Thumbnail Image

Publication or External Link





Rapid growth and popularity of internet based services such as online markets and online advertisement systems provide a lot of new algorithmic challenges. One of the main challenges is the limited access to the input. There are two main reasons that algorithms have limited data accessibility.

  1. The input is extremely large, and hence having access to the whole data at once is not practical.

  2. The nature of the system forces us to make decisions before observing the whole input.

Internet-enabled marketplaces such as Amazon and eBay deal with huge datasets registering transaction of merchandises between lots of buyers and sellers. It is important that algorithms become more time and space efficient as the size of datasets increase. An algorithm that runs in polynomial time may not have a reasonable running time for such large datasets. In the first part of this dissertation, we study the development of allocation algorithms that are appropriate for use with massive datasets. We especially focus on the streaming setting which is a common model for big data analysis. In the graph streaming, the algorithm has access to a sequence of edges, called a stream. The algorithm reads edges in the order in which they appear in the stream. The goal is to design an algorithm that maintains a large allocation, using as little space as possible. We achieve our results by developing powerful sampling techniques. Indeed, one can implement our sampling techniques in the streaming setting as well as other distributed settings such as MapReduce.

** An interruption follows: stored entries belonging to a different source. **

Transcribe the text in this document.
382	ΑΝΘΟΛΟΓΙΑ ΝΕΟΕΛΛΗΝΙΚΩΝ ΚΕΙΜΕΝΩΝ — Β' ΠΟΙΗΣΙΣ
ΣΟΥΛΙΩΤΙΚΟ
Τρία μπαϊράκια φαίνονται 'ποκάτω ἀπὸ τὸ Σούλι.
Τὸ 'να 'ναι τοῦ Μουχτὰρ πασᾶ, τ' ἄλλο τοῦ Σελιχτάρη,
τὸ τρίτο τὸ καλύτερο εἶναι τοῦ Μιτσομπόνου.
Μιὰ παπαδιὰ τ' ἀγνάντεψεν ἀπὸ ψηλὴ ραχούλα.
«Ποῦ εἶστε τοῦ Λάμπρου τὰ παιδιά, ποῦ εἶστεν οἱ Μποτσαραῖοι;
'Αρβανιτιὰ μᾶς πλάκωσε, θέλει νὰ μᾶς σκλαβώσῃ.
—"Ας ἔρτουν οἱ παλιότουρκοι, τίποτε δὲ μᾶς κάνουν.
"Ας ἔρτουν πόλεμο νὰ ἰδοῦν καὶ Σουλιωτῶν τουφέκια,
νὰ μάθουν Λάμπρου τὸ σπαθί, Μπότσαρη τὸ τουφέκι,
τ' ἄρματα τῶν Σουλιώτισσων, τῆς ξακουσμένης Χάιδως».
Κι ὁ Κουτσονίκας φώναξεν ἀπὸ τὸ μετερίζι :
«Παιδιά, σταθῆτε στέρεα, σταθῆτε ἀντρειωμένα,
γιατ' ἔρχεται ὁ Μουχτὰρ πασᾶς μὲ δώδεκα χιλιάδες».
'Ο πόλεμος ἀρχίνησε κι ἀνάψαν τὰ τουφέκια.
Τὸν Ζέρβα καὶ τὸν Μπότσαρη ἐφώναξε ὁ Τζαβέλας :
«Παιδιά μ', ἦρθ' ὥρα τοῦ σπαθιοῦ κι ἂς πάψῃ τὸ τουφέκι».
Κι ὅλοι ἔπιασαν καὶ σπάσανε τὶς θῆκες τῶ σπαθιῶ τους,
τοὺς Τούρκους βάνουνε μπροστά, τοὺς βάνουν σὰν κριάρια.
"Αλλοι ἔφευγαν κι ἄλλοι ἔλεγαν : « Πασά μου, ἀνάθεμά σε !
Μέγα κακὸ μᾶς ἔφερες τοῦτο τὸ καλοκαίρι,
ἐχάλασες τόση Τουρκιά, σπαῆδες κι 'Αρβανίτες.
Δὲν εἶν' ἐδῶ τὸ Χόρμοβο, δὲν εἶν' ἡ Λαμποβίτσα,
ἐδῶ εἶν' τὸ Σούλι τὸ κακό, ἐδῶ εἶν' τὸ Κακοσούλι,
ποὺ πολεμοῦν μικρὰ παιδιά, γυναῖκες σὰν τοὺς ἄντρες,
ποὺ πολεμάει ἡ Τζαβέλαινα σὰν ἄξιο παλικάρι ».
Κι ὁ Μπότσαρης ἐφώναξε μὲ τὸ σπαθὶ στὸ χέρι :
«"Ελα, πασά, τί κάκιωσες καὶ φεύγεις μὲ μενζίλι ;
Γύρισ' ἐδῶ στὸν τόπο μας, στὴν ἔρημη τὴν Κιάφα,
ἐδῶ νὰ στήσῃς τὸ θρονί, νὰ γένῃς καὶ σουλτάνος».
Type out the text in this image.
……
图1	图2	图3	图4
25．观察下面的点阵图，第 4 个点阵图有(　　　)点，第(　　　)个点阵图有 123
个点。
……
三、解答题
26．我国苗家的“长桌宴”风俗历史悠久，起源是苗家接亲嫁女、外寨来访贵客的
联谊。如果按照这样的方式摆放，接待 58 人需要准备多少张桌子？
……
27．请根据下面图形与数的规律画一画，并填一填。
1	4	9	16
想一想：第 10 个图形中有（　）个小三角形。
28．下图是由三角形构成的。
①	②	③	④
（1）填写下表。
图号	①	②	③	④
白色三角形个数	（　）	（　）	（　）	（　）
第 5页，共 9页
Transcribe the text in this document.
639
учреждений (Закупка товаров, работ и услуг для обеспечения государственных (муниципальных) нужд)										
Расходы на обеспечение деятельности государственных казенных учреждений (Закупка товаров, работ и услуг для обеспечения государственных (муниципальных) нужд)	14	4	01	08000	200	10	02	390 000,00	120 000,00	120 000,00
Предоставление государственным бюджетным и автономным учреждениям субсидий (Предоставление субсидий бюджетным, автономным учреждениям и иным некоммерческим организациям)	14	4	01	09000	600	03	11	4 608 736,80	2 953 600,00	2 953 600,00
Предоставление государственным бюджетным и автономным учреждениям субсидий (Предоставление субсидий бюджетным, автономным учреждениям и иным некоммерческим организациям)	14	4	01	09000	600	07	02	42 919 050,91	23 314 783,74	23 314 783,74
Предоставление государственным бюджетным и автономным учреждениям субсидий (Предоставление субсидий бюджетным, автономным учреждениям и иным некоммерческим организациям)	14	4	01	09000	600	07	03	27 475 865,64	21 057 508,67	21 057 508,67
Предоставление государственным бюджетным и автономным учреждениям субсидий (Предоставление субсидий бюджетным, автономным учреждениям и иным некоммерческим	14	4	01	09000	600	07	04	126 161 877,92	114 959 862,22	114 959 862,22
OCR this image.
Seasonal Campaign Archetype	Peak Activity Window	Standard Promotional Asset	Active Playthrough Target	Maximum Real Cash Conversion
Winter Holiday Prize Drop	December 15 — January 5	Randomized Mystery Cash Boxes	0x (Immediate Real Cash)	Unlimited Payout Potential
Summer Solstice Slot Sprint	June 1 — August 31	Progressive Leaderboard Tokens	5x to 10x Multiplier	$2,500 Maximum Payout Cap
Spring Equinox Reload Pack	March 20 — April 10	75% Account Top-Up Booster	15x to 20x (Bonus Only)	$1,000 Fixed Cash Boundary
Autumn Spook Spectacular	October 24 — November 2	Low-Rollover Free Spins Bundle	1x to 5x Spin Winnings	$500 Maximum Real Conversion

Giant online advertisement markets such as Google, Bing and Facebook raised up several interesting allocation problems. Usually, in these applications, we need to make the decision before obtaining the full information of the input graph. This enforces an uncertainty on our belief about the input, and thus makes the classical algorithms inapplicable. To address this shortcoming online algorithms have been developed. In online algorithms again the input is a sequence of items. Here the algorithm needs to make an irrevocable decision upon arrival of each item. In the second part of this dissertation, we aim to achieve two main goals for each allocation problem in the market. Our first goal is to design models to capture the uncertainty of the input based on the properties of problems and the accessible data in real applications. Our second goal is to design algorithms and develop new techniques for these market allocation problems.